本文使用Scala语言实现了对Spark集群启动过程的模拟,一个Spark集群(非高可用)有一个主节点(Master),和N个从节点(Worker)组成。Spark(1.6版本以前)使用Akka实现集群的通信,在1.6版本后,使用Netty框架取代了Akka,本文的模拟仍是在Akka的框架下实现的。通过模拟可以方便对Spark集群启动过程的理解。
启动过程描述
- Master启动时,会开启定时任务,定期检查Worker列表。
- Worker启动的时候,Worker会根据配置文件中的Master信息(本文通过从控制台输入模拟这一过程),定位到Master,并向Master发送注册信息。
- Master接收到注册信息后,检查Worker列表,如果列表中不存在该Worker,就将该Worker的注册信息加入Worker列表。并向Worker发送注册成功信息。

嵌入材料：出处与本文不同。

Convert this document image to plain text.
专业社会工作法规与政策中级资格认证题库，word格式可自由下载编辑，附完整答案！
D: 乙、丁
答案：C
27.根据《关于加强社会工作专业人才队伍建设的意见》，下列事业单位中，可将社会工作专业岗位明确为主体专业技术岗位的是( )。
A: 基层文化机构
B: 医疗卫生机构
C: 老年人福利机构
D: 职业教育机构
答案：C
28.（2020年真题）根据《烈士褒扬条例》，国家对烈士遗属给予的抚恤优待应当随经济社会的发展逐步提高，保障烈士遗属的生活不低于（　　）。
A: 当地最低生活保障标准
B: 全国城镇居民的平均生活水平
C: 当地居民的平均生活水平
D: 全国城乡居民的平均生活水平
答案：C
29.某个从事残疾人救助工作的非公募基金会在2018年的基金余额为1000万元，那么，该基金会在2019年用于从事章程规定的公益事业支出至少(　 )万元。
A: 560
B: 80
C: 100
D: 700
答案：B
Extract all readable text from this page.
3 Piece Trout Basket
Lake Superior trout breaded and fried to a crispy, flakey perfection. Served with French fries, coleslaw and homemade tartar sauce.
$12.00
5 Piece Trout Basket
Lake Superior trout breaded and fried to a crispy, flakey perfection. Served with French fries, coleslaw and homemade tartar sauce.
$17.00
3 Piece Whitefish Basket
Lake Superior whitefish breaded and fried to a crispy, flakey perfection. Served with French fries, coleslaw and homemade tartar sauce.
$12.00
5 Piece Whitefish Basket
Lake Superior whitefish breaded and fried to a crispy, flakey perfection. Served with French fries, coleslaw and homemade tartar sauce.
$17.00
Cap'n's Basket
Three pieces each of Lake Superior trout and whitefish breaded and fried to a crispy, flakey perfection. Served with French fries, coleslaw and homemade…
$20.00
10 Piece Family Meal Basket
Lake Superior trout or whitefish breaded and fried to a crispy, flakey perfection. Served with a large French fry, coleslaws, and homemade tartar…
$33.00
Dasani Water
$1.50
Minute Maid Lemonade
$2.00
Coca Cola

- Worker接收到注册成功信息后,创建一个定时器,定时发送心跳数据。
- 如果Master在设置的时长内没有收到信条数据,则从Worker列表中将该Worker删除。表示该Worker已经下线。
代码实现
1 定义发送信息的case class
/**
* Worker注册信息
* @param workerID
* @param cpu
* @param memory
*/
case class Regist(val workerID:String,val cpu:Int,val memory:Int) extends Serializable
/**
* 注册成功的信息
* @param masterURL
*/
case class Registed(val masterURL:String) extends Serializable
/**
* 心跳数据
* @param workerID
*/
case class HeartBeat(val workerID:String) extends Serializable
/**
* Worker发送给自己的心跳数据
*/
case object HeartBeatToSelf
/**
*Master发送给自己的信息,用来定时检查Worker列表
*/
case object CheckTimeOut
2 定义一个封装了Worker信息的类,用在Master的Worker列表中,用来保存Worker信息
/**
* 用来保存Worker的信息
* @param workerID
* @param cpu
* @param memory
*/
class WorkerInfo(val workerID:String,val cpu:Int,val memory:Int) {
var lastHeartBeatTime:Long=_
}
3 Master
import akka.actor.{Actor, ActorSystem, Props}
import com.typesafe.config.ConfigFactory
import scala.collection.mutable
/**
* Master节点
* @param hostname Master主机名
* @param port Master用来通信的端口号
*/
class Master(hostname:String,port:Int) extends Actor{
//用来保存Worker列表
private val workerInfoMap: mutable.HashMap[String, WorkerInfo] = new mutable.HashMap[String,WorkerInfo]()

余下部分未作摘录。